The IRS is making it easier for you to give part of your estate to your beneficiaries with new gift tax exclusion rules. One of the most important things to realize is that if you are making a gift to your spouse, you do not have to pay the gift tax. You also do not have to pay the gift tax if you keep the gift under the annual exclusion amount. You can make gifts tax-free to any number of individuals if you stay under that limit (for example, if you have four children, you can give them each $13,000 without paying gift taxes on the amount).

The estate tax is a tax paid upon the death of an individual who leaves money and property to family. The gift tax is a tax that applies when one person gives another person property or money and receives nothing in exchange for what was given. The person giving the property or cash is the one who must report and pay the taxes on the gift, although the person receiving the gift can in some cases pay the tax.
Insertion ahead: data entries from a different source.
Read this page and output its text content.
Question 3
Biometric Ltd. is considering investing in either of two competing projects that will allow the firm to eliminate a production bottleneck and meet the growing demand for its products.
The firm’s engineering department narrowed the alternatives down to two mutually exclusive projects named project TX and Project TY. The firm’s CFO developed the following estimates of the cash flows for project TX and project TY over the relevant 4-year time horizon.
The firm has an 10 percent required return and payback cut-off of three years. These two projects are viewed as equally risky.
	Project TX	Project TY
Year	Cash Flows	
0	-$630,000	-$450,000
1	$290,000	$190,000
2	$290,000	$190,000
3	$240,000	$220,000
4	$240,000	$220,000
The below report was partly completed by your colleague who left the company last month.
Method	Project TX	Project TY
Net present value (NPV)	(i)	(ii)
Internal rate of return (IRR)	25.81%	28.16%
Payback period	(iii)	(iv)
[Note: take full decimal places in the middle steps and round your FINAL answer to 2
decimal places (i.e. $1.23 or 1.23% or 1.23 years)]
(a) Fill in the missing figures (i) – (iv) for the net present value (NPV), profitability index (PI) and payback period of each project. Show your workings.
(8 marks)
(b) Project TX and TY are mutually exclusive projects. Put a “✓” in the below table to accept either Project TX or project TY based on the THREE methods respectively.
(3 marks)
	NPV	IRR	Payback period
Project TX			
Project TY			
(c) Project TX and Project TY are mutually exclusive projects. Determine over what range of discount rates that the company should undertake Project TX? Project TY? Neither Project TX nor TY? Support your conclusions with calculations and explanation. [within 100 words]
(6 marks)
The Economic Growth and Tax Relief Reconciliation Act of 2001 has added new rules to help ease the tax burden for those with larger estates. The provisions of the act include repealing the estate tax over a specified period and reducing the gift tax rate to 35 percent.

According to the IRS, there are specific items that can be excluded from the gift tax, including


  • gifts that do not exceed the annual exclusion amount each year,
  • gifts in the form of educational expenses or medical expense payments,
  • gifts given to a spouse,
  • gifts given to a political organization, and
  • certain gifts to charitable organizations.

There are two main forms on which you must report gifts to the IRS. The first is Form 706. Form 706, for your 2009 return and beyond, will feature several changes, including these:

  • The unified credit equivalent increases from $2,000,000 to $3,500,000.
  • The annual gift exclusion has increased from $12,000 to $13,000.
  • Instead of filing for a state death tax credit, taxpayers will now take that item as a deduction.

Changes to Form 709, United States Gift Tax Return, state that gift tax credits cannot be filed until the year after the gift is made. In other words, if a gift is made on January 1, 2009, one would have to wait until January 1, 2010, to file but could file no later than April 15, 2010.